LOS ANGELES — The prosecution and defense are presenting their final arguments Monday in the trial of a longtime Rockefeller impostor who is accused in a decades-old murder of a California man.

Deputy District Attorney Habib Balian, who has presented three weeks of circumstantial evidence in the mysterious cold case is expected to argue that all signs point to the defendant, whose true name is Christian Gerhartsreiter, as the killer of John Sohus.

Sohus’ bones were unearthed in the back yard of his mother’s former house a decade after he and his wife, Linda, disappeared. The man who then called himself Chris Chichester vanished around the same time, according to witnesses.

Eventually, he would turn up on the east coast using the name Clark Rockefeller and living well at the expense of his wealthy wife.

Defense attorney Jeffrey Denner is expected to portray his client as a man who lived a life of pretense but didn’t kill anyone. The defense team has said it is just as likely that Sohus’ wife, Linda, killed him. No trace of Linda Sohus was ever found.

The newlywed couple disappeared in 1985 after telling friends they were off to New York to interview for top secret government jobs. They never returned.

Meanwhile, the man who had been renting a guest cottage at the home owned by Sohus’ mother also left town and the couple’s truck was later traced to him on the East Coast although it was never found.

He had arrived in the toney suburb of San Marino in the early 1980s using the name Chichester and befriending wealthy residents. He said he was a film student at University of Southern California and boasted of having royal lineage.

Prosecutors say he was a German immigrant who came to the United States when he was 17 and began blending into wealthy communities.
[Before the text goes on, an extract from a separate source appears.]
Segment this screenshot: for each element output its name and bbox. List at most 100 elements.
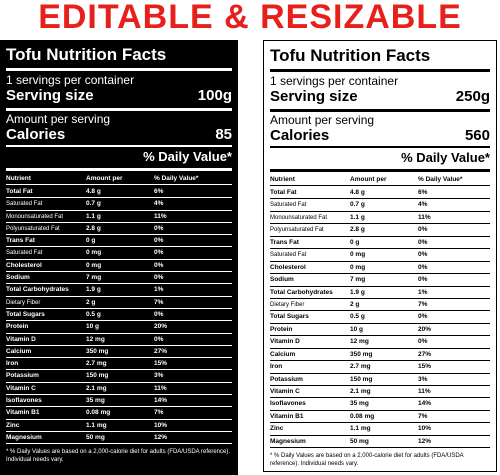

He would later say he grew up in New York and lived on elegant Sutton Place. .

There were strange stories told on the witness stand by former friends from San Marino. A woman remembered seeing dirt in his yard where a large hole had been dug. Another friend said he tried to sell her a rug but it had what appeared to be a blood stain on it. And an employer remembered Linda Sohus saying the tenant in the cottage was “creepy” and she never spoke to him.

Women who lived with him later told of his extreme paranoia when police began asking questions a decade after he had left California. He adopted disguises, changed addresses and went into hiding.

A key question likely to remain unanswered is why the defendant would have killed Sohus. A motive is not required as proof in a murder case, but it often goes a long way toward convincing jurors of a defendant’s guilt.